Home / Romansa / Hostage Rasa Honeymoon / Bab 1 : Gadis Menyebalkan

Share

Hostage Rasa Honeymoon
Hostage Rasa Honeymoon
Author: vebigusriyeni

Bab 1 : Gadis Menyebalkan

Author: vebigusriyeni
last update Huling Na-update: 2025-04-15 06:39:12

Tetesan darah yang mengalir di tubuhnya terus menetes ke tanah, pria 28 tahun itu terus berjalan tertatih mencari tempat yang aman untuk dia bersembunyi dari kejaran rombongan di belakangnya.

Karena luka di bagian perut dan kepalanya cukup parah, pandangannya jadi sedikit buram hingga tubuhnya terjatuh ke tanah.

Matanya masih bisa melihat area sekitar, pepohonan yang tinggi, udara yang dingin serta kicauan burung yang terus memekakkan telinga. Pria itu perlahan memejamkan matanya, tanah di dekat hidungnya terus beterbangan sesuai dengan deru napas si pria.

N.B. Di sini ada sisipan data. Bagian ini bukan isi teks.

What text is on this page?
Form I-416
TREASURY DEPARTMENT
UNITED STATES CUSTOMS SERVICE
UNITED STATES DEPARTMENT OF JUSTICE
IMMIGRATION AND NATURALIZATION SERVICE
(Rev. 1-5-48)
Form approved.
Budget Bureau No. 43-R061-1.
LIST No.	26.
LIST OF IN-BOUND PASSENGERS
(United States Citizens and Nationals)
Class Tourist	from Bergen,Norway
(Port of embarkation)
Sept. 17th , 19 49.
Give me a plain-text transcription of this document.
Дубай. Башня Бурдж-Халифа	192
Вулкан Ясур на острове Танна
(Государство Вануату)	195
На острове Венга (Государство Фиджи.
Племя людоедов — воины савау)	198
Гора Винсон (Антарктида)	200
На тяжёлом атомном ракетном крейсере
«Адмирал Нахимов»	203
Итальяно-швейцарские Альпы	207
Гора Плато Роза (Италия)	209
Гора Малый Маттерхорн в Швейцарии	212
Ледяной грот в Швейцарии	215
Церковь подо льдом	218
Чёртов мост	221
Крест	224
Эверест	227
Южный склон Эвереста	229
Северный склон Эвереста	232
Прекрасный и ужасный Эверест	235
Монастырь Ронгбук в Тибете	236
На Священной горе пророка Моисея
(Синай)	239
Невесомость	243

“Sudahlah, jika memang ini akhir, aku terima.”

Cukup lama dia tertidur, pria itu bangun di sebuah kamar yang begitu mewah dan sangat rapi, jelas pemilik kamar itu orang yang sangat kaya raya.

“Kau sudah bangun? Ada baiknya kau istirahat dulu,” sapa seorang gadis yang kini duduk di tepi ranjang.

“Di mana ini?”

“Rumahku, tadi aku sedang berburu dengan ayahku dan melihat kau terkapar di tengah hutan, kau masih hidup dan aku bawa ke sini,” jelas gadis itu.

“Terima kasih.”

“Siapa namamu?”

“Luca, Luca Vaughan.”

“Aku Alexa Thorry, hm jika kau butuh sesuatu, panggil saja aku dan lukamu sudah diobati oleh ayahku.”

“Ayahmu dokter?” Alexa mengangguk.

“Oke, aku harus pergi.”

“Kau belum sembuh.”

“Aku sudah lebih baik.”

Luca berjalan keluar kamar diikuti oleh Alexa, di ruang tamu, dia bertemu dengan ayah Alexa dan mengucapkan terima kasih.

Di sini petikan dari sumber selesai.